Firstly, clarify responsibilities. What is marketing currently responsible for, compared to what it traditionally used to be? With the rise of technology, marketing is being tasked with significantly more than it was five years ago. Take your website as an example: in years gone by a website only needed to be a brochure, but now in order for it to have value it needs to create engagement. Creating that engagement takes up some of the resources of the marketing team. For example, do you test how good your website is and actively improve it, or is it the same as it was five years ago? If it is the same, what damage is that doing to your business?

Secondly, what are your priorities? What is marketing tasked with achieving? Traffic for your website? Social media traction? Requests from clients for proposals? In order to efficiently allocate resources, first clarify what the priorities of marketing should be. From there work to meet those and determine how much of what you are currently spending is working to achieve those goals and how you can prove it.

Thirdly, what are the opportunities? What are the new solutions emerging that historically have not been available? When you analyse your competitors, where are they investing their marketing spend and what do you see them repeatedly doing that you are not doing? With regard to your existing suppliers, how often do you fully evaluate their offers against other solutions? Could you be getting better results with the same budget by just improving procurement? For example, while changing CRMs is a painful exercise that should be done with caution, if there was a better solution for your needs, which would cost the same or less, isn’t it worth investigating?

With all this you can analyse what ROI are you being tasked with and whether that is even realistic: in order to achieve what is being mandated, you may need to increase spend. For example, if there is only one job board that consistently delivers results but charges more than your budget allows, arguably spend should be increased. Also, do you have autonomy for your entire budget and task ROI against it, or are you being given fixed budget lines within it and then having to make ROI work against each area? If you can, negotiate taking ownership of the entire budget, so you can be free to dump non-performing areas and re-invest in others.
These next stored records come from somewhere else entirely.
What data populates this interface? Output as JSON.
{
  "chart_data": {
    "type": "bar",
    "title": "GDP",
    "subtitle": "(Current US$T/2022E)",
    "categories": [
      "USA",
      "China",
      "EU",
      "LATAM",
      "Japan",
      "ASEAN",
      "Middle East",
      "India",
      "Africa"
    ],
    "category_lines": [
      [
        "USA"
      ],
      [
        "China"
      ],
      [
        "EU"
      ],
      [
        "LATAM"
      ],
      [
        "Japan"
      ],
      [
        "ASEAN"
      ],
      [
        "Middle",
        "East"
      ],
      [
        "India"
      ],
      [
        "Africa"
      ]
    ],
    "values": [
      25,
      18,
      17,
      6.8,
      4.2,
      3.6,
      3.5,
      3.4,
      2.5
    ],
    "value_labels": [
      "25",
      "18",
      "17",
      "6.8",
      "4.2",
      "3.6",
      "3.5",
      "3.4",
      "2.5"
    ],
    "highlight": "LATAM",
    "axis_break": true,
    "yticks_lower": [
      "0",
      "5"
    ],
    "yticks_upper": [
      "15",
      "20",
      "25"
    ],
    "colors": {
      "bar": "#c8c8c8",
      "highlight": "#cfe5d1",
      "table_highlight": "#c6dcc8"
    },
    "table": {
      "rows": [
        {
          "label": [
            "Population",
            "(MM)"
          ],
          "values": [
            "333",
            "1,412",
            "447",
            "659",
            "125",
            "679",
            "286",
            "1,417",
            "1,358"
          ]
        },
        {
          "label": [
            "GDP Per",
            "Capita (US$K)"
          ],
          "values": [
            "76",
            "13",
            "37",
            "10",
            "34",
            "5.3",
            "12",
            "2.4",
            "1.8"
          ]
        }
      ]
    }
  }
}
Also, if a tool has multiple functions, can you split the budget? With Vacancy Tracker, as it has the benefits of not being only a lead-generation tool but also a way to manage client activity, quite often operational budget is allocated. The rise of internal recruiters means that they typically will be posting jobs directly onto their ATS before briefing PSL agencies, and internal hiring managers are briefed not to talk to the agencies. This means that when agency recruiters call to enquire about jobs with a company they have PSL terms with, they are told to check the company’s websites. With that in mind, Vacancy Tracker makes your consultants more effective in their day to day job, as it means they are keeping track of all client activity, so they can be preparing candidates for the moment they are able to work the instruction. Therefore business unit leaders should be amenable to splitting cost with marketing, freeing up budget for other areas.